Abnormal uterine bleeding (AUB)
A 40-year-old multiparous woman complains of frequent irregular vaginal bleeding for 7 weeks.
No abnormalities are detected on abdominal and vaginal examination.
Transvaginal ultrasound scan reveals an endometrial thickness of 8 mm with no other abnormalities.
Haemoglobin percentage is 10 g/dl and the platelet count is within the normal range.
- Administer combined oral contra ceptive pills for 3 cycles.
- Administer norethisterone 5 mg three times daily for 3 cycles.
- Insert a levonorgestrel-releasing intrauterine device.

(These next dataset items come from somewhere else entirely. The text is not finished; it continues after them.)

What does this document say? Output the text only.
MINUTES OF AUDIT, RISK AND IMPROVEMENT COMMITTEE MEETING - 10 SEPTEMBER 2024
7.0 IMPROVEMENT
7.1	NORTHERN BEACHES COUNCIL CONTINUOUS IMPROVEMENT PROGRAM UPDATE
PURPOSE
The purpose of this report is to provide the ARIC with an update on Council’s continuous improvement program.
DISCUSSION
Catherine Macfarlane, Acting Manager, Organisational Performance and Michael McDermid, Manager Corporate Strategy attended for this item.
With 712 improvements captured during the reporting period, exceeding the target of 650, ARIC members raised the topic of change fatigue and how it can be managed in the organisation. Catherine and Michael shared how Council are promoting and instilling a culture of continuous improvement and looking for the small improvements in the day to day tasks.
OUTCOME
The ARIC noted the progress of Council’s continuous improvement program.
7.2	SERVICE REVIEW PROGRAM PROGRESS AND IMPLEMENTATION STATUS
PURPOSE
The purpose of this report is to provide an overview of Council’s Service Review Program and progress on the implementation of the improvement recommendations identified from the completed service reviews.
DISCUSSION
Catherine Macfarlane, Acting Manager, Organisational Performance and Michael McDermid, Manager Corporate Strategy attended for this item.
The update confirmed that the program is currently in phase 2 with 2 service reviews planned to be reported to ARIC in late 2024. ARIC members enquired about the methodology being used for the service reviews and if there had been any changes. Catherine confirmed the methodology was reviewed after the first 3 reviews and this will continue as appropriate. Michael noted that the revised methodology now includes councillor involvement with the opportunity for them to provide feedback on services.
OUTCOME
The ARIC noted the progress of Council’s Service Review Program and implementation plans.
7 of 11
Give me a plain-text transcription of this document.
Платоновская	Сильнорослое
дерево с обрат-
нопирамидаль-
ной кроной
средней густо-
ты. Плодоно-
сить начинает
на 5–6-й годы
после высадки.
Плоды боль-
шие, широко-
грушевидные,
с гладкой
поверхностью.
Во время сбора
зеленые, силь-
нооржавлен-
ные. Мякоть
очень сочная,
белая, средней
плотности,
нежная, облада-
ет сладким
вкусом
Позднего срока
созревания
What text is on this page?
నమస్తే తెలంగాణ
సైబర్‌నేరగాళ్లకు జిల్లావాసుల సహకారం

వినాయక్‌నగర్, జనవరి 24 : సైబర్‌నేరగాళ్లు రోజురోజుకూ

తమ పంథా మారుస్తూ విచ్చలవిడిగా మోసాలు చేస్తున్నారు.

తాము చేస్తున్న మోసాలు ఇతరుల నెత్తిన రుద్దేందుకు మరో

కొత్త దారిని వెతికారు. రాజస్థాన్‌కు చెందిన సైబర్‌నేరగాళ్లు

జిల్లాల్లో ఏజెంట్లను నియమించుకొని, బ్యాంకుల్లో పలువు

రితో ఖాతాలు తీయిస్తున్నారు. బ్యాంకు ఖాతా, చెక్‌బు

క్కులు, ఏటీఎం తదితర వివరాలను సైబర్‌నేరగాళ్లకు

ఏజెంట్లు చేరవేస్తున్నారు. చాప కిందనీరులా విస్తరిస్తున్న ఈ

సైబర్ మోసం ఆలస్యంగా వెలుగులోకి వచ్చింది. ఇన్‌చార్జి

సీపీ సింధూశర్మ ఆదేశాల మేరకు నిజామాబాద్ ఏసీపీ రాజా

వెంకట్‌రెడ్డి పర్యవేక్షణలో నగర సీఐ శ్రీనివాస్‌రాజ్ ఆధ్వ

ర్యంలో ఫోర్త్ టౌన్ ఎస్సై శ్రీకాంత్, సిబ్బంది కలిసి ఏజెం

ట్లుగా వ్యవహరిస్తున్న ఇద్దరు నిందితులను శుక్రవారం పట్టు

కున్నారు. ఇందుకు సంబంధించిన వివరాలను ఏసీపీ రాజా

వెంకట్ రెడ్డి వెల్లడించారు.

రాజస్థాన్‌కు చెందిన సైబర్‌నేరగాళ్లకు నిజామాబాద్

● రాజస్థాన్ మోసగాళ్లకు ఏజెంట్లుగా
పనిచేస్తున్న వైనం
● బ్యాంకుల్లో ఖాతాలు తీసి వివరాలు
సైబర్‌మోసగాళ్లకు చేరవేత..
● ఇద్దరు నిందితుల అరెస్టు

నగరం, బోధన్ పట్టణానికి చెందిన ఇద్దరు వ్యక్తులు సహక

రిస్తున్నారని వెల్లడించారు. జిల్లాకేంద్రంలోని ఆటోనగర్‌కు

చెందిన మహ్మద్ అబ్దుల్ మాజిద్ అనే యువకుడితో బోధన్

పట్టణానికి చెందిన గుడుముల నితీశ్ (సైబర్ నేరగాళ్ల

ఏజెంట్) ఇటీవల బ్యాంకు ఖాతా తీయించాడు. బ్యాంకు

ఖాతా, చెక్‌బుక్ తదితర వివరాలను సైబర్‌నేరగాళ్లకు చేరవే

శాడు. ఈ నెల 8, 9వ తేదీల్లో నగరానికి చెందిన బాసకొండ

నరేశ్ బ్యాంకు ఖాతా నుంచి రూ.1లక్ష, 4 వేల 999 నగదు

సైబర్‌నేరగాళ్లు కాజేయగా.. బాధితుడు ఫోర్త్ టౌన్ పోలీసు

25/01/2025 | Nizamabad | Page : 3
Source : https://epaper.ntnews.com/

- Perform endometrial ablation.
- Perform an endometrial biopsy.
Since no structural or other abnormalities have been found, the bleeding is most probably due to ovulatory dysfunction, which is common in women over the age of 40 years. Insertion of a levonorgestrel releasing intrauterine device is the best option, as it will provide long-term treatment as well as effective contraception. Oral norethisterone can be used, but the woman has to take treatment regularly (or there will be breakthrough bleeding) and the treatment is short term. OCP is best avoided in women over the age of 35 years. Endometrial biopsy is not necessary as the endometrial thickness is normal on TVUS and there are no risk factors for endometrial carcinoma. It should be performed if medical treatment fails. Endometrial ablation is considered only if medical treatment fails.
Management of acute abnormal uterine bleeding in nonpregnant reproductive-aged women. Committee Opinion No. 557. American College of Obstetricians and Gynecologists. Obstet Gynecol 2013; 121:891–6.